Payment rails expand as agents make modest purchases

a16z reports AI agent payments near $1.6M after removing wash trades-about 90% below a prior $24M claim-while companies add support for Coinbase’s x402 and other agent rails.
Andreessen Horowitz partner Noah Levine posted on X that actual payment volumes made by artificial intelligence agents over a recent 30-day period totaled about $1.6 million after removing wash trades. Levine contrasted that figure with a previously reported $24 million number and with Allium Labs’ raw measurement of roughly $3 million for the same period.
Allium Labs’ raw total was about $3 million; filtering out wash trades reduced its estimate to about $1.6 million, Levine wrote. He noted the discrepancy reflects inconsistencies in how agent-to-agent commerce is measured. “The gap tells you how early-stage even the measurement infrastructure is,” Levine wrote.
Most agent payments to date are small, metered purchases for developer tools and AI services. Examples include Firecrawl, which charges about one cent per web-scraping query; Browserbase, which rents browser sessions for automated browsing; and Freepik, which sells image generation. These services commonly accept card payments. The x402 payment standard allows a developer or an autonomous agent to make a one-off purchase without a subscription, enabling programmatic, single-use transactions.
Payment rails and settlement networks are expanding while volumes remain modest. Stripe, Cloudflare and Vercel have integrated x402, and Google has embedded the system into its agent payments protocol. Coinbase added x402 Facilitator support on the Ethereum layer-2 network Polygon, enabling developers to accept USDC on Polygon as well as on Base and Solana. In a statement, Coinbase wrote, “Networks optimized for quick settlement and minimal fees are essential to make these machine-to-machine payments viable.”

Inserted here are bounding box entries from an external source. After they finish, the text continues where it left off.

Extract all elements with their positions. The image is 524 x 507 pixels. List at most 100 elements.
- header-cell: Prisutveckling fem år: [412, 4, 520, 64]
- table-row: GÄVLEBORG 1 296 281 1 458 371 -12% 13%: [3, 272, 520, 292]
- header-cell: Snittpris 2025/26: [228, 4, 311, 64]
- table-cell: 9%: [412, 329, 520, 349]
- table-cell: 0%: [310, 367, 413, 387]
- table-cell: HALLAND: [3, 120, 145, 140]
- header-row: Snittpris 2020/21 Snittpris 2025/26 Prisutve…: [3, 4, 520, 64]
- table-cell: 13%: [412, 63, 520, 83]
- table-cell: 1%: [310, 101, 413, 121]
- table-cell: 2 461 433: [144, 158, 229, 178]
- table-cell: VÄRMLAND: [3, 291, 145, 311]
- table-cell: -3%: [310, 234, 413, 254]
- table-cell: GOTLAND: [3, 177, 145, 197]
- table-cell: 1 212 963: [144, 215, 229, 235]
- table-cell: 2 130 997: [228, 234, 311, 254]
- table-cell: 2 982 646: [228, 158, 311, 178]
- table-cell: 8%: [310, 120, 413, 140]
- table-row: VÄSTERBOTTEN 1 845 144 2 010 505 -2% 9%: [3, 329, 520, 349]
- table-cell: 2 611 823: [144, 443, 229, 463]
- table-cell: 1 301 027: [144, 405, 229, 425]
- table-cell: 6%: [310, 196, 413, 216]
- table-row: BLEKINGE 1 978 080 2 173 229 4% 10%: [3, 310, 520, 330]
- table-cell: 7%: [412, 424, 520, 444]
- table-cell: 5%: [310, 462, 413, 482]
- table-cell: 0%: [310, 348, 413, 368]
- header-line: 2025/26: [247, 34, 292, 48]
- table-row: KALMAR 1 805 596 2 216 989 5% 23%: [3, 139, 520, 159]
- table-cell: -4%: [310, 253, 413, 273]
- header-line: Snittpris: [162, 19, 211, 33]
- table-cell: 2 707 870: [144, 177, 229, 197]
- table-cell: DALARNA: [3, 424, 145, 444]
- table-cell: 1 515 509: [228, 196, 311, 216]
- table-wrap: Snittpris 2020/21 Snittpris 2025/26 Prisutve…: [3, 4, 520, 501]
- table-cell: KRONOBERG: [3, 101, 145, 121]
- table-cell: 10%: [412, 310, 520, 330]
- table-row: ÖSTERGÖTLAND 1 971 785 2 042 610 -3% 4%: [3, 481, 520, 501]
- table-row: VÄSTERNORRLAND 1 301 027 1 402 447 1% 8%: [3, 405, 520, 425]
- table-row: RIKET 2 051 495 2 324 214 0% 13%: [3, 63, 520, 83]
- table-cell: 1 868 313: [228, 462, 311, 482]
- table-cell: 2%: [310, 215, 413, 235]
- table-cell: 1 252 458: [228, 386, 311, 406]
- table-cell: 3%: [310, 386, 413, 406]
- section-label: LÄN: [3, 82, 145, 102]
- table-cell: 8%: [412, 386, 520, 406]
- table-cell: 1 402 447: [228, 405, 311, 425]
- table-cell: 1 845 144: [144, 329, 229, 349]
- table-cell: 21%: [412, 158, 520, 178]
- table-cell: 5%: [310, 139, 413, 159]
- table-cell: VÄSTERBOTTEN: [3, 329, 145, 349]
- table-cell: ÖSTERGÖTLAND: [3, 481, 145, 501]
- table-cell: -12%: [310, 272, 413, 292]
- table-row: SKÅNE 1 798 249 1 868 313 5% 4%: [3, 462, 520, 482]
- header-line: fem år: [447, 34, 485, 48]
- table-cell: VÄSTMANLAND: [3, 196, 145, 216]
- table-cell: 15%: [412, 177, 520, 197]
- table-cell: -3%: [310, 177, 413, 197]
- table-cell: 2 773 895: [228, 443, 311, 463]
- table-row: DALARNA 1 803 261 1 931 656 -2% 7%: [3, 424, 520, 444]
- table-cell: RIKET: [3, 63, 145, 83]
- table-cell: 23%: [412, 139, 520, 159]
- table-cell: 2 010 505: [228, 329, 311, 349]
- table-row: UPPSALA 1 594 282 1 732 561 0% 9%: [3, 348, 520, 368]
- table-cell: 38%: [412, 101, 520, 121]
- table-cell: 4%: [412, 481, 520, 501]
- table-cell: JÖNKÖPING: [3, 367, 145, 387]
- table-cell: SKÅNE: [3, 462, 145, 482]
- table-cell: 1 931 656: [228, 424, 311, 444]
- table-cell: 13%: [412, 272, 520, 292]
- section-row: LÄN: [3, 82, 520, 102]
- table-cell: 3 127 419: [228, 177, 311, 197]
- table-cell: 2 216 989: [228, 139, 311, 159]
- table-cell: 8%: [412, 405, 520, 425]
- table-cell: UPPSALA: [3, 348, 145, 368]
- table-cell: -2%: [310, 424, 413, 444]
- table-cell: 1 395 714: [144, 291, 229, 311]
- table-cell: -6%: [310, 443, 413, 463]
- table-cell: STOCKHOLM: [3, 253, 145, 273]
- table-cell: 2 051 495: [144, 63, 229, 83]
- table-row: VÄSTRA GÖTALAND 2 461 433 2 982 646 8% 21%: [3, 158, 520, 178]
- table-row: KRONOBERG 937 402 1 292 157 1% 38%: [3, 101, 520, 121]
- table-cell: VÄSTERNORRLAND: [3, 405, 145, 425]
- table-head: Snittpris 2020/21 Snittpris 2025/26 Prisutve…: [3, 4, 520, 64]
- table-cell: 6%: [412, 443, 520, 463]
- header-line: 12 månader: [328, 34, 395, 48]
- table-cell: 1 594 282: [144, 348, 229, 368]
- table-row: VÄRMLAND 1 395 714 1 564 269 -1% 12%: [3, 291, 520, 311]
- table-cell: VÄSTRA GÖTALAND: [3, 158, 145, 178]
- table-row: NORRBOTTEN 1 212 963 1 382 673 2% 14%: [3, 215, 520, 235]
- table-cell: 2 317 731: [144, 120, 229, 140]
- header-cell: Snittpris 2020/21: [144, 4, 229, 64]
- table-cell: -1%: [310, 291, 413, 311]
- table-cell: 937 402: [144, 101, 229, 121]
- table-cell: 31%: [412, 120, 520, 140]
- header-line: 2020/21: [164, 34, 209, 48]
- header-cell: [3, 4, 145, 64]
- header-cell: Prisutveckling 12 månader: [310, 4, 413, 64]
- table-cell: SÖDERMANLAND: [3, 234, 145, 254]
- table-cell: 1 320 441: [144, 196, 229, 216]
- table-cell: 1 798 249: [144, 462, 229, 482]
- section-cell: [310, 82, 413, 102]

Companies such as Alchemy have released tools that establish autonomous payment rails for agents on networks like Base. Agentic platforms and personal assistants, including Claude Code and OpenClaw, route many transactions, so human involvement remains common and many interactions are semi-autonomous.
Levine noted that $1.6 million is a small monthly total in absolute terms and observed that companies are building infrastructure with an eye to future demand. He wrote that firms are not betting on $1.6 million a month but on how volumes could change if agents become common buyers.
Measurement challenges, the presence of wash trades and concentrated use cases around developer tooling mean agent payment economics remain nascent while infrastructure adoption continues.